The LNMP environment doesn’t come with the sendmail component installed. You simply need to start the sendmail service and configure the path in php.ini to get email sending working properly.
1. Install the sendmail component
yum install sendmail
2. Restart the php-fpm process
/etc/init.d/php-fpm restart
If the restart fails or gets stuck, I recommend closing the terminal, logging back in, and restarting LNMP directly with the following command:
/root/lnmp restart
3. Verify sendmail is running properly
/etc/init.d/sendmail status
If both sendmail and sm-client show as running, the service has started successfully. If both show as stopped, you can try these commands:
/etc/init.d/sendmail start (start sendmail)
/etc/init.d/sendmail stop (stop sendmail)
/etc/init.d/sendmail restart (restart sendmail)

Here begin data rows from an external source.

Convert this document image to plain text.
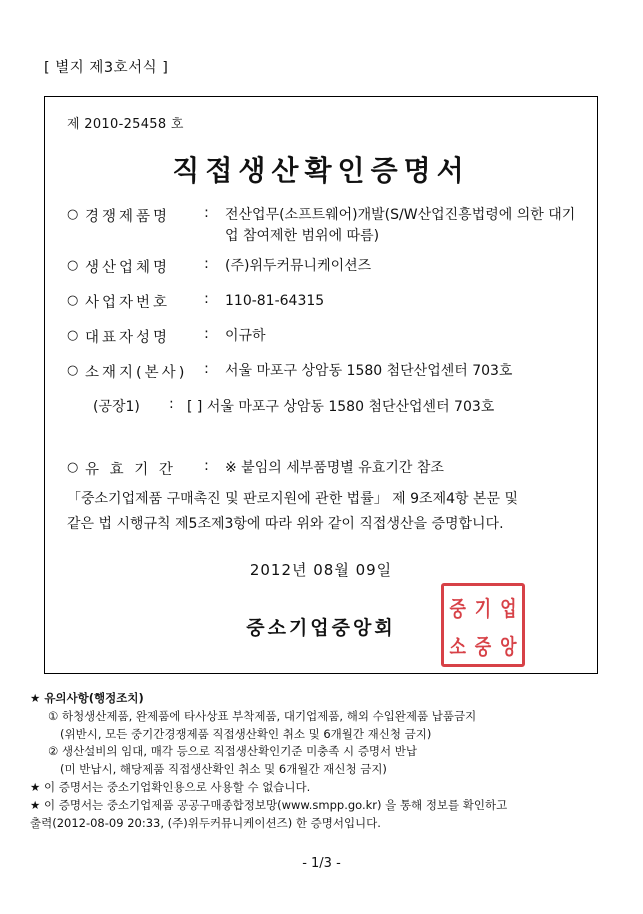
[ 별지 제3호서식 ]
제 2010-25458 호
직접생산확인증명서
○ 경쟁제품명 : 전산업무(소프트웨어)개발(S/W산업진흥법령에 의한 대기업 참여제한 범위에 따름)
○ 생산업체명 : (주)위두커뮤니케이션즈
○ 사업자번호 : 110-81-64315
○ 대표자성명 : 이규하
○ 소재지(본사) : 서울 마포구 상암동 1580 첨단산업센터 703호
(공장1) : [ ] 서울 마포구 상암동 1580 첨단산업센터 703호
○ 유 효 기 간 : ※ 붙임의 세부품명별 유효기간 참조
「중소기업제품 구매촉진 및 판로지원에 관한 법률」 제 9조제4항 본문 및
같은 법 시행규칙 제5조제3항에 따라 위와 같이 직접생산을 증명합니다.
2012년 08월 09일
중소기업중앙회
중 기 업
소 중 앙
★ 유의사항(행정조치)
① 하청생산제품, 완제품에 타사상표 부착제품, 대기업제품, 해외 수입완제품 납품금지
(위반시, 모든 중기간경쟁제품 직접생산확인 취소 및 6개월간 재신청 금지)
② 생산설비의 임대, 매각 등으로 직접생산확인기준 미충족 시 증명서 반납
(미 반납시, 해당제품 직접생산확인 취소 및 6개월간 재신청 금지)
★ 이 증명서는 중소기업확인용으로 사용할 수 없습니다.
★ 이 증명서는 중소기업제품 공공구매종합정보망(www.smpp.go.kr) 을 통해 정보를 확인하고
출력(2012-08-09 20:33, (주)위두커뮤니케이션즈) 한 증명서입니다.
- 1/3 -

4. Configure php.ini with the sendmail absolute path
Use the following command to open and edit php.ini. Alternatively, you can use FTP to navigate to the directory, download the php.ini file, and edit it locally — same result.
vi /usr/local/php/etc/php.ini
Type ?sendmail_path to search and locate the following line:
;sendmail_path =
Press i to enter edit mode and change that line to:
sendmail_path = /usr/sbin/sendmail -t -i
Press Esc to exit edit mode, then type :wq to save and quit.
Finally, restart LNMP once more and you’re done. Test it — emails should now send successfully.